A Story of Going to Extremes

by Francis Slakey

Pub Date: May 8th, 2012
ISBN: 978-1-4391-9895-7
Publisher: Simon & Schuster

The expressive story of a conflicted professor who broke free to embrace and nurture his audacious, extremist nature.

At age 14, Slakey (Physics and Public Policy/Georgetown Univ.) recalls becoming inspired by mountaineer Warren Harding, but that was years after his mother died of cancer. That tragic event, coupled with the accidental death of his best friend years later, left the author detached from society as an unmoored troublemaker and poor student. After chronicling his background, Slakey then discusses his 10-year journey to ascend each continent’s highest mountain peaks and ride every ocean’s waves.
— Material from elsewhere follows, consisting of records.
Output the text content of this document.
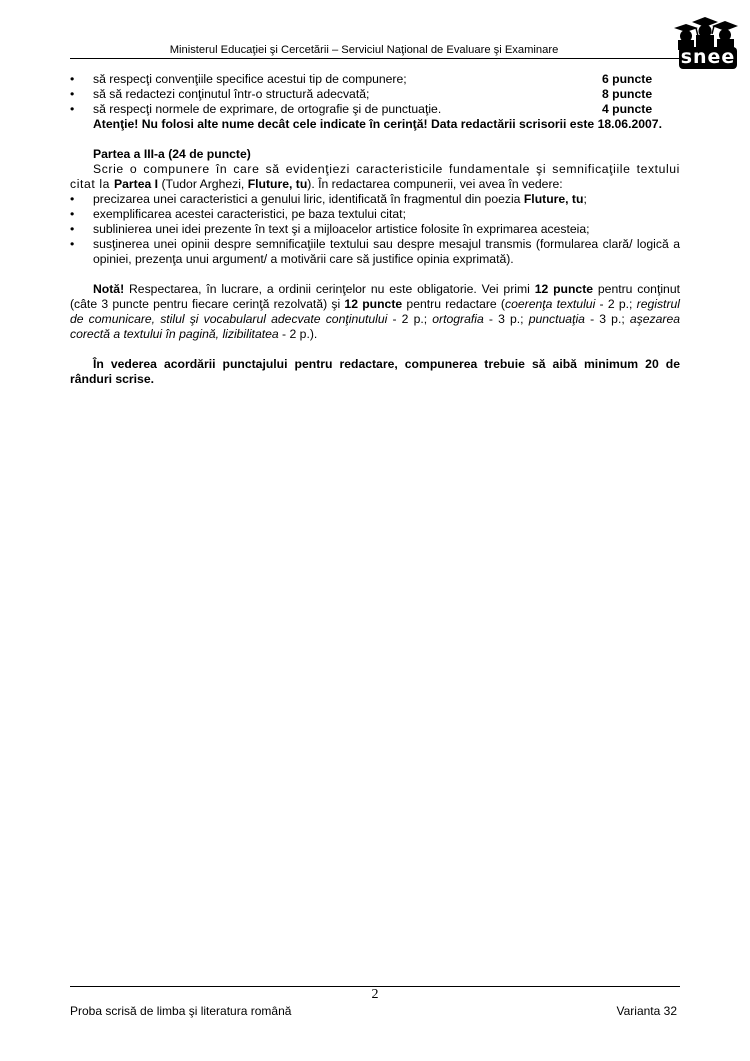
Ministerul Educaţiei şi Cercetării – Serviciul Naţional de Evaluare şi Examinare	snee
•	să respecţi convenţiile specifice acestui tip de compunere;	6 puncte
•	să să redactezi conţinutul într-o structură adecvată;	8 puncte
•	să respecţi normele de exprimare, de ortografie şi de punctuaţie.	4 puncte
Atenţie! Nu folosi alte nume decât cele indicate în cerinţă! Data redactării scrisorii este 18.06.2007.
Partea a III-a (24 de puncte)
Scrie o compunere în care să evidenţiezi caracteristicile fundamentale şi semnificaţiile textului citat la Partea I (Tudor Arghezi, Fluture, tu). În redactarea compunerii, vei avea în vedere:
•	precizarea unei caracteristici a genului liric, identificată în fragmentul din poezia Fluture, tu;
•	exemplificarea acestei caracteristici, pe baza textului citat;
•	sublinierea unei idei prezente în text şi a mijloacelor artistice folosite în exprimarea acesteia;
•	susţinerea unei opinii despre semnificaţiile textului sau despre mesajul transmis (formularea clară/ logică a opiniei, prezenţa unui argument/ a motivării care să justifice opinia exprimată).
Notă! Respectarea, în lucrare, a ordinii cerinţelor nu este obligatorie. Vei primi 12 puncte pentru conţinut (câte 3 puncte pentru fiecare cerinţă rezolvată) şi 12 puncte pentru redactare (coerenţa textului - 2 p.; registrul de comunicare, stilul şi vocabularul adecvate conţinutului - 2 p.; ortografia - 3 p.; punctuaţia - 3 p.; aşezarea corectă a textului în pagină, lizibilitatea - 2 p.).
În vederea acordării punctajului pentru redactare, compunerea trebuie să aibă minimum 20 de rânduri scrise.
2
Proba scrisă de limba şi literatura română	Varianta 32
The memoir skips around from past to present before finally settling in to focus on Slakey’s “eleven-item climbing and surfing list.” He braved frigid, hypoxic conditions on Mount Everest, scaled Antarctica’s gelid Vinson Massif and averted slaughter at an armed Indonesian separatist ambush, an event that garnered national media attention. The author provides plenty of suspenseful moments—e.g., the opening sequence in which a detached, mangled cot precariously dangled him and his climbing partner off an El Capitan rock wall. Ultimately, his life-turnabout resulted in his becoming a married homeowner offering interactive lectures and eco-consciousness classes at Georgetown.

What begins as a shock-factor memoir of an adrenaline junkie with a death wish concludes with great heart and promise.